By Rabbi-Cantor Cheri Weiss
Have you ever made a New Year’s resolution on December 31st? (“I’m going to go to the gym more often…” I’m going to eat only healthy foods…” “I’m going to be more helpful around the house…”)
Have you ever actually KEPT these promises beyond say, January 3rd?
In the Jewish calendar, before the High Holy Days, we are offered the entire month of Elul to reflect on our lives, our behavior, and our relationships with others. This month connects the past with the future: where we have been and where we want to go. It is like standing in front of a mirror; but instead of wondering, “Does this shirt really go with these pants?” we look deeply into our souls and ask, “What behaviors do I need to change?” and “How can I be a better person?” Most importantly, we should come up with a plan that answers this question: “What concrete steps will I take to improve myself and the way I treat those around me?”
There are certain rituals practiced during Elul to help us get into the spirit of the High Holy Days. They serve as reminders that this month is special, providing us with daily opportunities to prepare for what lies ahead in the Days of Awe. These rituals include:
Daily blowing of the Shofar (except on Shabbat).

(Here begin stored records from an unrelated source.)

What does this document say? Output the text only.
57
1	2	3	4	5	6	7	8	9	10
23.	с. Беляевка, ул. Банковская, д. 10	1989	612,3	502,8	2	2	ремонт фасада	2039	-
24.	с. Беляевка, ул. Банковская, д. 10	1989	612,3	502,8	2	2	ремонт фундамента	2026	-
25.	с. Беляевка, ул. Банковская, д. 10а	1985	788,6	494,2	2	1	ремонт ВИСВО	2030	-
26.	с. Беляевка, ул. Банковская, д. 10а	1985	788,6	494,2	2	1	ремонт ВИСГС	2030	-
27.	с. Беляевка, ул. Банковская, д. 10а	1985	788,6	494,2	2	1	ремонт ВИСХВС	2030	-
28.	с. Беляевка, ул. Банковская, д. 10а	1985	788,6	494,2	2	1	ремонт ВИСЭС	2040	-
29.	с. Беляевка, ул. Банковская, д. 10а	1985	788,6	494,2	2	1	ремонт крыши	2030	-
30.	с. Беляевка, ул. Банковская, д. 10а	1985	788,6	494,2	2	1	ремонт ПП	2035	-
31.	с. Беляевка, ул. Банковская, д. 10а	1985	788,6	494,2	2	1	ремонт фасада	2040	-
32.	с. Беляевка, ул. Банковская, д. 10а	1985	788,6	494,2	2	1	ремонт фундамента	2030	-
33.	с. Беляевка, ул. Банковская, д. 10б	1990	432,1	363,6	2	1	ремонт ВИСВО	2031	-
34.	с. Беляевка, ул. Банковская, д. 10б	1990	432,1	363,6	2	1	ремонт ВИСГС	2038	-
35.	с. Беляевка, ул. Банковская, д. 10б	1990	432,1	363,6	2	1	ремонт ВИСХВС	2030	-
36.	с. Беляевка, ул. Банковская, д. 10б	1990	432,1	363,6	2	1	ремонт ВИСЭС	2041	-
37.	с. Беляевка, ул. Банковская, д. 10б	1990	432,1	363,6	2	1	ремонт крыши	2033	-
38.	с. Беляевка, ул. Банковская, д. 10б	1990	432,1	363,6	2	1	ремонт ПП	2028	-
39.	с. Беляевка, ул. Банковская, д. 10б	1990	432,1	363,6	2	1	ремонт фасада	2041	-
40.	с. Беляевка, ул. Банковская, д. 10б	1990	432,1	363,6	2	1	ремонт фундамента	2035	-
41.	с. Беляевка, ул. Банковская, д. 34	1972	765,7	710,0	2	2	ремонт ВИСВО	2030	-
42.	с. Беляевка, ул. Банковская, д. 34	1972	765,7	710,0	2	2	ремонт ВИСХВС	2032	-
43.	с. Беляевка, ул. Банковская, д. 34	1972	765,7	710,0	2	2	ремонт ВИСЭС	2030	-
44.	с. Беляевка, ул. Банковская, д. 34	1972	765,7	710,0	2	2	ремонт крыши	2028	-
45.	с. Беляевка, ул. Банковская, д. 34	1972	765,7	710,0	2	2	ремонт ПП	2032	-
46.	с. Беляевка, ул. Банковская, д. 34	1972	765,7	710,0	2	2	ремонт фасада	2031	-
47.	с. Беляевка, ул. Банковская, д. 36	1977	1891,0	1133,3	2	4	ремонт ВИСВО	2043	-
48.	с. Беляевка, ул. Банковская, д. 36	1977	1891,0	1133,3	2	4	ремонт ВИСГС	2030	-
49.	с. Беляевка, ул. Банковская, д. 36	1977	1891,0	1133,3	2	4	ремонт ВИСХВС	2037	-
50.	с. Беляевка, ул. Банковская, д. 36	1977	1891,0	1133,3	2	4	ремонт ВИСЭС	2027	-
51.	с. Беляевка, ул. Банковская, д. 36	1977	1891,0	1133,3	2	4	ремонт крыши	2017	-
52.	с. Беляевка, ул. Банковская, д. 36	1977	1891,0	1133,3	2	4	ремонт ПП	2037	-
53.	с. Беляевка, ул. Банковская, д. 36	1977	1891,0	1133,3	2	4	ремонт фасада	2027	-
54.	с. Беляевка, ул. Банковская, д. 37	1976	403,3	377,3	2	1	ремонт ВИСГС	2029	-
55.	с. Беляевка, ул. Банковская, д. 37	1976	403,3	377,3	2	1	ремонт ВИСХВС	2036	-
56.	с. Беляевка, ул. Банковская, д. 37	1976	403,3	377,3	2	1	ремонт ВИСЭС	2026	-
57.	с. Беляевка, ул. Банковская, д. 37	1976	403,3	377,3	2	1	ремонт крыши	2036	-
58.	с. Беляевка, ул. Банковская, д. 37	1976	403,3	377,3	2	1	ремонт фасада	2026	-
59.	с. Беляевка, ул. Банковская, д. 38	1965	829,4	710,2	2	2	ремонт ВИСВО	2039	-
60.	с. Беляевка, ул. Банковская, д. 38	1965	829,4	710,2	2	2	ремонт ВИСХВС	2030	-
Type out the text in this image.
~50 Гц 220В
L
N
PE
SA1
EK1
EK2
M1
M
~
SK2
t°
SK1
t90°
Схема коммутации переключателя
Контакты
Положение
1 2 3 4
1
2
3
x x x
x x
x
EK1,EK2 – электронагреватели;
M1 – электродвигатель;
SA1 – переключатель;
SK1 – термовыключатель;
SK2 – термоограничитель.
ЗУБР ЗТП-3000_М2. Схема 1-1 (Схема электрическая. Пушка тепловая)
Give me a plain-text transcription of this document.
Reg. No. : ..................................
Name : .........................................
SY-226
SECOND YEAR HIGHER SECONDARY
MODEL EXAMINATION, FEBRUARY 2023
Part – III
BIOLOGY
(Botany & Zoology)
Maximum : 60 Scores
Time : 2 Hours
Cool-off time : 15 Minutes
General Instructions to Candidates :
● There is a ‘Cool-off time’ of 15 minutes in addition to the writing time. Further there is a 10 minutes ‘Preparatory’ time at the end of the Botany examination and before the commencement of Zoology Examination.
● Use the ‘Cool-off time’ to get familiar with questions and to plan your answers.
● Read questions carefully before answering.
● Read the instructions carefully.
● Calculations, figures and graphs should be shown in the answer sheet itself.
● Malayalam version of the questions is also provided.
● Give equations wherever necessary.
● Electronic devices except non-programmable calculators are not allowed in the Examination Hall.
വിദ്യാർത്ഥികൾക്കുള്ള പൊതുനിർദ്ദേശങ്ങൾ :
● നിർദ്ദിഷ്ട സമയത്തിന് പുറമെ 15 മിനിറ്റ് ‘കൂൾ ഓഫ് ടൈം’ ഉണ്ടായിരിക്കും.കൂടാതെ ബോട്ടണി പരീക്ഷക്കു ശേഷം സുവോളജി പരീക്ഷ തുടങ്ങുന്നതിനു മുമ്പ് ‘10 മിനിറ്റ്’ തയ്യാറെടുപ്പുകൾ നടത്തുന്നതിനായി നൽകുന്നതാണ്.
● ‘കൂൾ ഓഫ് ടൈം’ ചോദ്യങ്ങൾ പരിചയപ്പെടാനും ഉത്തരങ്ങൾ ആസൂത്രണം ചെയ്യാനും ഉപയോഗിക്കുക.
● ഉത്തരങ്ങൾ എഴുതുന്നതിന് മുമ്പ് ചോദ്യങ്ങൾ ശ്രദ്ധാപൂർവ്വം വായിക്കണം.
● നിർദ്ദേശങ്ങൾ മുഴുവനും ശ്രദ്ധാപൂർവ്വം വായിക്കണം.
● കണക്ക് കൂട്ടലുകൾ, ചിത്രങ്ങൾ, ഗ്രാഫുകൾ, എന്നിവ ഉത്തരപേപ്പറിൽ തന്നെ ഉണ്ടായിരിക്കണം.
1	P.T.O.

This is a way to awaken our souls to the spirit of the High Holy Days, reminding us that self-growth is always a better option than complacency.
Communal recitation of prayers and poems known as S’lichot (“forgiveness”) either daily or at a special worship service held on a Saturday night before Rosh Hashanah. Here is part of one S’lichot prayer:
Creator of Your world’s every creature,
Sustainer of all, sustain us now.
O hear our song and our prayer.
Daily reading of Psalm 27, which contains themes that reflect our vulnerability and spiritual journey during this time. This Psalm opens with:
God is my light and my salvation,
Whom shall I fear?
God is the strength of my life,
Of whom shall I be afraid?
Visiting the graves of our loved ones. This ritual offers us the opportunity to reflect on the important life lessons those we loved taught us, and a chance to ponder the legacy that we ourselves hope to leave behind.
During the month of Elul and the High Holy Days, we engage in the process of t’shuvah (returning to wholeness and holiness). Our tradition teaches that during this time of t’shuvah we need to make amends not only with God for our transgressions, but also with those human beings we may have hurt. This process of introspection, forgiveness, and the healing of ourselves and our relationships takes time and effort.
If we wait until the High Holy Days to begin reflecting on our actions of the preceding year, there may not be enough time for us to achieve meaningful healing and growth. We may be sincere in our resolve to improve our behavior as we chant the Ashamnu (“We have sinned…”) prayer on Yom Kippur. Yet by beginning in Elul, our efforts at long-term self-improvement and t’shuva are more likely to succeed.